La société SACER ne réclame plus de déduction au titre du compte prorata et de pénalités de retard visés dans un courrier du maître d'oeuvre mais réclame en revanche la déduction de travaux facturés mais non réalisés par la société SMTLI , en termes d'épaisseur de couches de forme et de roulement, ce qui a entraîné une surfacturation à hauteur de 22 786,27€ HT

La somme totale à déduire de la somme due à la société SMTLI par la société SACER s'élève donc à 56 051,38 €TTC.

Enfin, et hors considération sur la connexité ou de non des créances réciproques, la société SACER n'est pas fondée à opposer à la SMTLI la compensation légale qui serait intervenue avant l'ouverture de la procédure collective entre la créance de travaux de sous-traitance, non certaine ni liquide au moment de la mise en demeure que la société SMTLI détenait sur elle et la créance, en revanche, certaine liquide et exigible d'un montant de 43 511,68€ qu'elle détenait sur la société SMTLI au titre d'un protocole d'accord transactionnel en date du 12 juin 2009 portant sur une dette impayée de fourniture de ciment.

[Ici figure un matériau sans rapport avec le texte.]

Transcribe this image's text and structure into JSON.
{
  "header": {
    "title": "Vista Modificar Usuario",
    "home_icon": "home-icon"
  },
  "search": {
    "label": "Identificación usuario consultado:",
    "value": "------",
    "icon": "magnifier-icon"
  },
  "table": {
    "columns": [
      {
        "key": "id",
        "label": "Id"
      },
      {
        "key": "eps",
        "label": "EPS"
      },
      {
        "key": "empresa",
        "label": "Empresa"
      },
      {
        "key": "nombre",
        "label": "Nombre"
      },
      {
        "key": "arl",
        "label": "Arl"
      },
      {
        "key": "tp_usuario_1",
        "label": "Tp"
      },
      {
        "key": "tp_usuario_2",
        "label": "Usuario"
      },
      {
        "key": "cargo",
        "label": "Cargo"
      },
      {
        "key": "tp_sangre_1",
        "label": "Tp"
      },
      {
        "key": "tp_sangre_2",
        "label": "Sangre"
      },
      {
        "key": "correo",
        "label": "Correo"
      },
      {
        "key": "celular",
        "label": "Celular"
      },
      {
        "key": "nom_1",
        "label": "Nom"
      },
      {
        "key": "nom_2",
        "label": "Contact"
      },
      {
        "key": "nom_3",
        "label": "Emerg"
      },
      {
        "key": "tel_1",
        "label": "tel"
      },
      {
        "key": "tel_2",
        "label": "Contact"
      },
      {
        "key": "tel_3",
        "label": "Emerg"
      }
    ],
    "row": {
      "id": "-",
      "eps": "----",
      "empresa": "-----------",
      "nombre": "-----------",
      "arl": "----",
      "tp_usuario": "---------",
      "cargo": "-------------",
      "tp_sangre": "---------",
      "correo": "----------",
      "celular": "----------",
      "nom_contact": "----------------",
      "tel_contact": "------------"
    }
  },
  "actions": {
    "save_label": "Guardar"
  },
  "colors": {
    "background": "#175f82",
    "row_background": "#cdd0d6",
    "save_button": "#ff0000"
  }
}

La société SACER a d'ailleurs exactement produit cette créance à la procédure collective de la société MTLI , faute de compensation intervenue, de plein droit, antérieurement au jugement.

Dans ces conditions la société SMTLI n'est fondée à réclamer à la société SACER qu'une somme de 84 676,63€ TTC et peut exercer son action directe pour ce montant à l'encontre de la société CARDINAL, dés lors que celle-ci reconnaît devoir à la société SACER, sur la base d'un DGD sur lequel les parties se sont finalement accordées, une somme de 104 033,47 HT, supérieure à la somme due au sous-traitant et prenant en compte les règlements directs à celui-ci.

La société SACER ne forme aucune demande contre la société GROUPE CARDINAL.

Le jugement doit être réformé en ce sens, sans qu'il y ait lieu d'ordonner la restitution de quelconque somme, le présent arrêt valant , le cas échéant, titre de restitution.

L'équité commande qu'il ne soit fait application , en cause d'appel, des dispositions de l'article 700 du code de procédure civile, au profit d'aucune des parties.

PAR CES MOTIFS

La Cour,

Statuant publiquement par arrêt contradictoire

Infirme le jugement entrepris ;

Et statuant à nouveau,

Condamne solidairement la société SACER SUD EST et la société GROUPE CARDINAL à payer à Maître VERRECCHIA, ès qualités de mandataire liquidateur de la société SMTL INDUSTRIE, la somme de 84 676,63€ TTC ;

Déboute les parties du surplus de leur demande;

Condamne solidairement la société SACER SUD EST et la société GROUPE CARDINAL aux dépens de 1ère instance et d'appel, qui seront tirés en frais de liquidation, et distraits au profit des avoués de la cause qui en auraient fait l'avance sans provision suffisante.